Dans certains cas, on ne sait s’il y a un digamma initial, mais à l’époque classique, on a bien dû composer avec son absence, et géminer le -/n/ final malgré l’absence de pause.
Od.23.339 οἳ δή μιν περὶ κῆρι θεὸν ὣς τι̱μήσαντο
P. Fortassier fait justement porter son article sur ὣς postposé, et reproche à Milman Parry d’avoir voulu introduire un digamma initial, alors que le temps fort suffit, d’après lui. Il est vrai que le "privilège du temps fort" est tel qu’il permet dans certains cas, et sans aucune gémination de sonante, d’obtenir une syllabe très particulière ayant valeur de longue.

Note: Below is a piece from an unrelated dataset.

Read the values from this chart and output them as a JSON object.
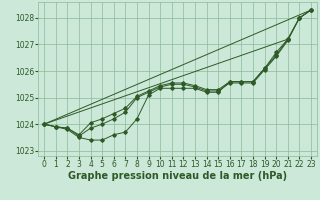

5. Une brève au temps fort peut être considérée comme longue, par "allongement" (cf. nous avons contesté la valeur de cet allongement dans l"article "Une brève improbable"). Quoi qu’il en soit, c’est une caractéristique de l’épopée que de pouvoir placer une brève au temps fort avec "valeur de longue".
Od.3.230 Τηλέμαχε̮, ποῖόν σε ἔπος φύγεν ἕρκος ὀδόντων.
On notera sur cet exemple l’absurdité qu’il y aurait à "allonger" réellement le -ε final du vocatif.
De même, dans l’exemple fameux où Aphrodite blessée s’adresse à son frère Arès sur le champ de bataille, l’utilisation de la brève en place de longue joue un rôle expressif très particulier, à l’intérieur d’un vers marqué par la présence de nombreuses voyelles brèves en syllabe fermée :
Il.5.359 φί̮λε κασίγνητε̮ κόμισαί τέ με δός τέ μοι ἵππους
Conclusion provisoire :
Comment expliquer le phénomène de la gémination au temps fort ? Dans certains cas, l’origine phonétique de mots à initiale *sn->n-, ou *wr->r-, peut expliquer l’insertion particulière de ces mots dans l’hexamètre. Il reste que l’hexamètre était viable à la période historique, bien après l’évolution de ces groupes, et que le phénomène reste consigné au temps fort.
Le fait qu’un aède puisse jouer sur la sonante au temps fort et non pas au temps faible prouve que l’aspect quantitatif de cette poésie ne suffit pas à expliquer le système de différenciation introduit par l’alternance temps fort / temps faible. Les tenants d’un ictus intensif ont sans doute là un de leurs meilleurs arguments. L’intensité n’est pas essentielle dans la métrique grecque, mais il serait absurde de vouloir l’exclure de toute articulation vocale rythmée. La pulsation crée un renforcement de l’énergie sur la longue au temps fort. Et c’est souvent de l’intensité qui pallie le défaut de durée, comme on le voit dans les syllabes fermées, où il ne saurait y avoir d’allongement. E. Lascoux a bien étudié ce phénomène à propos des syllabes fermées en /s/.
La gémination de la sonante prouve que l’aède ménage ses voyelles brèves, et les maintient telles en syllabe longue.
La gémination de la sonante finale prouve que l’aède fait des pauses dans son hexamètre.
La brève au temps fort est l’exception la plus spectaculaire. Si l’on considère que l’aède maintient la quantité de la voyelle, il introduit une tension très particulière, expressive incontestablement.